Выбрать главу

–Ольга Берггольц. Февральский дневник.

Это было все ее вступление. А после сжала она руки на груди, всмотрелась вдаль, где причудился ей налитый солнцем Невский, львиные головы на площадях, отец с мамой, дядя Павлик, Миша… Вздохнула свободно, и полились из ее уст строки – также звонко, также нежно, словно снова была осень сорок второго, а она – тощей десятилетней девчонкой в пахнущем кровью зале, где снова плакали большие, широкоплечие военные, глядя на ее улыбку и худенькую шею с болтающимся красным галстуком.

Лиц, застывших, как тогда, она не видела, лишь вспоминала, что ни разу с тех пор не повторяла стихотворение Берггольц, а строки в памяти засели навсегда. И была она сейчас в том дне, той девчонкой, с теми, своими людьми, которые никогда бы не позволили себе тех фраз, что позволял Тишинский, и которые тоже наизусть знали про 125 грамм, да только как-то больше знали.

«Надо было сдать город…»

Мы съели хлеб,

что был отложен на день,

в один платок закутались вдвоём,

и тихо-тихо стало в Ленинграде.

Один, стуча, трудился метроном…

«…– и никто б не мучился…»

И стыли ноги, и томилась свечка.

Вокруг её слепого огонька

образовалось лунное колечко,

похожее на радугу слегка…

«И мы бы не занимались сейчас прослушиванием старых заезженных пластинок…»
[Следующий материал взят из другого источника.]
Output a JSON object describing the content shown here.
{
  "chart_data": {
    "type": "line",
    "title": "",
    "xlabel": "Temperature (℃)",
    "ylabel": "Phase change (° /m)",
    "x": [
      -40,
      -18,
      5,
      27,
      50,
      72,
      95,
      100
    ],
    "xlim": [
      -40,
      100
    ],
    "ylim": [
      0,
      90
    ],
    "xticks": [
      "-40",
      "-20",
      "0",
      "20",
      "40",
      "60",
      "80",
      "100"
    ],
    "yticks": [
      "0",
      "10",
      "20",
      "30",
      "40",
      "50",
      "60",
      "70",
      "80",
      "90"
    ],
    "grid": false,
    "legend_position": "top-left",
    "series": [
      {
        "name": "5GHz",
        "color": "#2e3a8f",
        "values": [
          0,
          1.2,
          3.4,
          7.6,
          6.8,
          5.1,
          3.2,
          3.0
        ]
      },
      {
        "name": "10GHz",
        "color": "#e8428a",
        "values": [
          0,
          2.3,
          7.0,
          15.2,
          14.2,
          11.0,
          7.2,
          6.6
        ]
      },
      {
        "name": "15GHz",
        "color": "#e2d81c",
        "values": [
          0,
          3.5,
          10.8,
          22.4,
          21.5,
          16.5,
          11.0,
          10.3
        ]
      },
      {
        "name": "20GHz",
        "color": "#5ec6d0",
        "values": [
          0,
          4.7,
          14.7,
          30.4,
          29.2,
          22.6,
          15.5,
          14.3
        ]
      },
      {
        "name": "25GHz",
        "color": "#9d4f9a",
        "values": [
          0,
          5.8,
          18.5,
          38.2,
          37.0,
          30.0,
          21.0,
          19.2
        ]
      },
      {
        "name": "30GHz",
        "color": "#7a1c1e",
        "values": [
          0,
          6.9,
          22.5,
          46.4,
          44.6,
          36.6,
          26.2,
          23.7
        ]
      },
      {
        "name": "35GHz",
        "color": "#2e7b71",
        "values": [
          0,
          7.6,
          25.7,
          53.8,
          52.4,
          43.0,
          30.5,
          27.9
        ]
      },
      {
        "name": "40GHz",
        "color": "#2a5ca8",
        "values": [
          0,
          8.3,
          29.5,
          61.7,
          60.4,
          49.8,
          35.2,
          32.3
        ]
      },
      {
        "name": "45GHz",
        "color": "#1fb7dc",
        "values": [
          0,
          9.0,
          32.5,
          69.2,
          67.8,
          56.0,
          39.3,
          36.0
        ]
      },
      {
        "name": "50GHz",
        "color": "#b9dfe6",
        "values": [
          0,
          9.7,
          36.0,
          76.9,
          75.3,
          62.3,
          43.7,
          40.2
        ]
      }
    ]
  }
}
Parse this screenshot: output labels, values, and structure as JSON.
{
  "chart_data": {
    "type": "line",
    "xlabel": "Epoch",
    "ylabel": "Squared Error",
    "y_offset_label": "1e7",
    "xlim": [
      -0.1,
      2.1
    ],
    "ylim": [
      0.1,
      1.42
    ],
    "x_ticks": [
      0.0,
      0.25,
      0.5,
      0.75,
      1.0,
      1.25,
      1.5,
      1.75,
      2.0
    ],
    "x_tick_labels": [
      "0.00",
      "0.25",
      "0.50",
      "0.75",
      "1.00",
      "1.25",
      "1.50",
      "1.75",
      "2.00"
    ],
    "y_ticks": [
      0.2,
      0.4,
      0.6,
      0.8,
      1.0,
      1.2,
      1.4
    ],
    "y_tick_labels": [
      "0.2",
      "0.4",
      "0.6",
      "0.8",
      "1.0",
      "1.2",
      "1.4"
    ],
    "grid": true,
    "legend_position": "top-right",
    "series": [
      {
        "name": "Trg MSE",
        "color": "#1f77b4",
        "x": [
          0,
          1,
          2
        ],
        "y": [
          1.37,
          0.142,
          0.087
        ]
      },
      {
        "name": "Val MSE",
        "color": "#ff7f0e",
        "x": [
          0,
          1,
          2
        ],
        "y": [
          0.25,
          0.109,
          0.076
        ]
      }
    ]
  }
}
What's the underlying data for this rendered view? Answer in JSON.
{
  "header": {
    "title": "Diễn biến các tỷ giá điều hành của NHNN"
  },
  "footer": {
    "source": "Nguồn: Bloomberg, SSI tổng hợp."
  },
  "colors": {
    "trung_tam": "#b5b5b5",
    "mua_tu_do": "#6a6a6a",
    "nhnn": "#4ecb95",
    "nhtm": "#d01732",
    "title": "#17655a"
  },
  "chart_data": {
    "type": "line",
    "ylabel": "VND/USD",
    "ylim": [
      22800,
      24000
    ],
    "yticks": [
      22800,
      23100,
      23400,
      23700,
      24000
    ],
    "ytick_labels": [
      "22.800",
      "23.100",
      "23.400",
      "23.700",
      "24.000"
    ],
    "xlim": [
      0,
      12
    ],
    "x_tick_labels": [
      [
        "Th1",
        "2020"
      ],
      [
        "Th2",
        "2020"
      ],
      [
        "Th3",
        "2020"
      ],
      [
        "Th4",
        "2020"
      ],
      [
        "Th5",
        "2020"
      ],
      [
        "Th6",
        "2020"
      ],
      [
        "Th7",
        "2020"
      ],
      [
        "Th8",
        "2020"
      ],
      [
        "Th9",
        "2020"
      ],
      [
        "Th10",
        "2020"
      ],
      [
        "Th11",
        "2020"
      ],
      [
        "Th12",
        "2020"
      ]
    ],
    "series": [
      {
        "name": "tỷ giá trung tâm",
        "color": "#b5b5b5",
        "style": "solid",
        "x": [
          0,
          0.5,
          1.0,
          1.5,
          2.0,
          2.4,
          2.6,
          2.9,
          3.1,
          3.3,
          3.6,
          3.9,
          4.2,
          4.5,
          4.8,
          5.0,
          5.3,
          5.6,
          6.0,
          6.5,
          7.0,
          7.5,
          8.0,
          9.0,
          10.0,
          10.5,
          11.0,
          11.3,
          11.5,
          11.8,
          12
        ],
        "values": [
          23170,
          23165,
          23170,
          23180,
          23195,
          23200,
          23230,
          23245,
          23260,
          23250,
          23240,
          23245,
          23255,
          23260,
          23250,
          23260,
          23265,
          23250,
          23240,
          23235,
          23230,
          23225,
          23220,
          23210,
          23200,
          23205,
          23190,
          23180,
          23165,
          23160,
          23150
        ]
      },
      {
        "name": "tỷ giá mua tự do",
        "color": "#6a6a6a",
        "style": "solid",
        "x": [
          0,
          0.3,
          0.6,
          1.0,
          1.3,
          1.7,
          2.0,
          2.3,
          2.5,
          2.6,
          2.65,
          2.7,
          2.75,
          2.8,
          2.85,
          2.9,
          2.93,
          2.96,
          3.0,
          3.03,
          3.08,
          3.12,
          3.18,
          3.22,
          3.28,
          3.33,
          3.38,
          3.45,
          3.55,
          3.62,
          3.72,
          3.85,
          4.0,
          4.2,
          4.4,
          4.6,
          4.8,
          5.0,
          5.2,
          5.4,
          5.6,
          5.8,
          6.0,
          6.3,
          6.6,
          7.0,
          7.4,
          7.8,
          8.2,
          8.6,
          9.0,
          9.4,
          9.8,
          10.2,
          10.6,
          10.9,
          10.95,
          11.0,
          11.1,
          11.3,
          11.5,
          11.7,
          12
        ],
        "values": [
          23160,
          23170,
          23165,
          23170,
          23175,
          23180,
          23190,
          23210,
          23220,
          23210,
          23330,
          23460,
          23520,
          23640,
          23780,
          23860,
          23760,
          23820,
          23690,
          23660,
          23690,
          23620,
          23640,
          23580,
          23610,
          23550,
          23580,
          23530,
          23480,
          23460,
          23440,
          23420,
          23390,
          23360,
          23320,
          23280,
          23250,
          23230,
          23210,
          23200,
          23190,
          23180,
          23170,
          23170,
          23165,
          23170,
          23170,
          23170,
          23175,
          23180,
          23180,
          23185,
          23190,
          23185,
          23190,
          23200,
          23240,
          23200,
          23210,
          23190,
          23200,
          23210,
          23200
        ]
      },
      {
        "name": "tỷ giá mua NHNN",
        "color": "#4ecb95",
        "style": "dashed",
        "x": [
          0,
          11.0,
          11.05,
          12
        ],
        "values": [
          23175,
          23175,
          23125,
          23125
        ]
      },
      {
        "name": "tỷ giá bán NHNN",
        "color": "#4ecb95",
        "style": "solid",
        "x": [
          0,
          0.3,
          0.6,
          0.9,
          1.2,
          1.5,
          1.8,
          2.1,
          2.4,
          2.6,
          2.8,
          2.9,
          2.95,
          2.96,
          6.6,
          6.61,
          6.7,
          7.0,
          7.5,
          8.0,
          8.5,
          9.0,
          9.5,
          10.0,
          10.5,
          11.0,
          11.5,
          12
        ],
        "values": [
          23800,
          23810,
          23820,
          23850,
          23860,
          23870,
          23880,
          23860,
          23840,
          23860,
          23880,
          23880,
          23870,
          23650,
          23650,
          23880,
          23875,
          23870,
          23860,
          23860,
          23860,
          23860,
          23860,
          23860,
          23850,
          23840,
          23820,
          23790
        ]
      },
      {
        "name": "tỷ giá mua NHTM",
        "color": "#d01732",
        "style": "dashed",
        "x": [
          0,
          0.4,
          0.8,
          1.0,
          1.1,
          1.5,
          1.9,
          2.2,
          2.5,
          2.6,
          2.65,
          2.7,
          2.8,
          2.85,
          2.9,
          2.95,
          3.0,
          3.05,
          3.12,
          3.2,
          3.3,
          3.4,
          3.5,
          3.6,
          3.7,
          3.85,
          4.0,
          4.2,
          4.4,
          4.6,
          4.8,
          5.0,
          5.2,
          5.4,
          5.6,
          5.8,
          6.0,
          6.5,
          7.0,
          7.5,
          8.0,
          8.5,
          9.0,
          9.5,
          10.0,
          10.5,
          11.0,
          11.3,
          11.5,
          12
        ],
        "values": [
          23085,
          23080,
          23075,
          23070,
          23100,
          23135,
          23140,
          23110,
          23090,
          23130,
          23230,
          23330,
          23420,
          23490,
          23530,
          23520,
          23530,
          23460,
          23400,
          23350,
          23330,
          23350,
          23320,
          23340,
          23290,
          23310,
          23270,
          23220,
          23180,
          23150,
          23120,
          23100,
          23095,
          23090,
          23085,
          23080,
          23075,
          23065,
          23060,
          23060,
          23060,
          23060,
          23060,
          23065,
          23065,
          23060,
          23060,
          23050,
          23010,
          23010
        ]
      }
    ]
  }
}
Когда немного посветлело небо,

мы вместе вышли за водой и хлебом

и услыхали дальней канонады

рыдающий, тяжёлый, мерный гул…

«Да, и мы бы с тобой тоже, мой дорогой, выстраданный Ленинград. Отдали бы тебя фашистам в лапы, этим нелюдям с крестами на автоматах, с ботинками толстыми, землю нашу топтавшими (да как бы рука-то дрогнула, у кого язык-то б шевельнулся?), зато не «мучились» бы сейчас школьники в воротничках белых, мамкой выглаженных, с животами сытыми…Ведь в скольких школах сегодня праздник отмечают, сколько еще таких скучающих там; дядек бездушных; ведущих, не удосужившихся даже текст перед концертом прочесть?

Да если бы она, Семеновна, в госпитале б так на сцену вышла? Солдатам, в бумажку уткнувшись, зевая, стихи читала? Ну ясно ж, некогда им… А ей было когда с «зажигалками» бегать…

Старая ты стала, Александра, ворчливая. И так интересно – поэму читаешь, а мысли о другом крутятся… Только куда-то не туда бегут. Вот о школе своей подумала ты… А ведь вы ее с дядей Павликом обустраивали, что ж не рассказала ты детям? Им, может, куда интереснее было бы это слушать, чем стихи про «хлеб да саночки» … Может, кто из них учился там. И Мишка тогда так здорово вертелся в округе, пока ты цветы в горшках таскала, внимание твое привлекал. Он тебя еще до первого класса приметил, а во втором уже и гулять звал, а ты вместо гулянок силу воли вырабатывала, над письмом корпела.

И в этой самой школе ведь пятерку ту, за которую три торта полагалось, получила. А теперь, попробуй, попади туда… По паспорту пустят, а в глаза и не узнают, конечно. Да-а, ничего не поделаешь, видимо, вышло время твое, Семеновна. И как бы ни любила ты жизнь, как бы ни старалась жить по морали, согласно ценностям человеческим, а вторгаются в нее Тишинские. И не сердись ты на них, а просто прими, в сердце свое блокадное, в комочек свой, прими и прости. Пора уж докумекать, что нельзя все время про хлеб тот… Ай, Семеновна! Махни ты рукой, ты свое дело сделала – вы с львиными головами хорошо это знаете!

Ах, как внезапно голова закружилась, как сжалось что-то в груди… И свист, свист в ушах! Пули немецкие?

– Давай, Шустрик, скорее!

Миша, славный Мишенька! Как приятно услышать твой голосок. Эх, Миша, был ли еще кто-нибудь, кто так же сильно любил жизнь, как мы с тобой? И расстались ведь, Миша, по-дурацки, ты уж прости меня, дуру старую… Не могу я обиды забывать, хоть и говорила что-то про украденный хлеб в сорок первом. Или не украденный? И говорила ли вообще?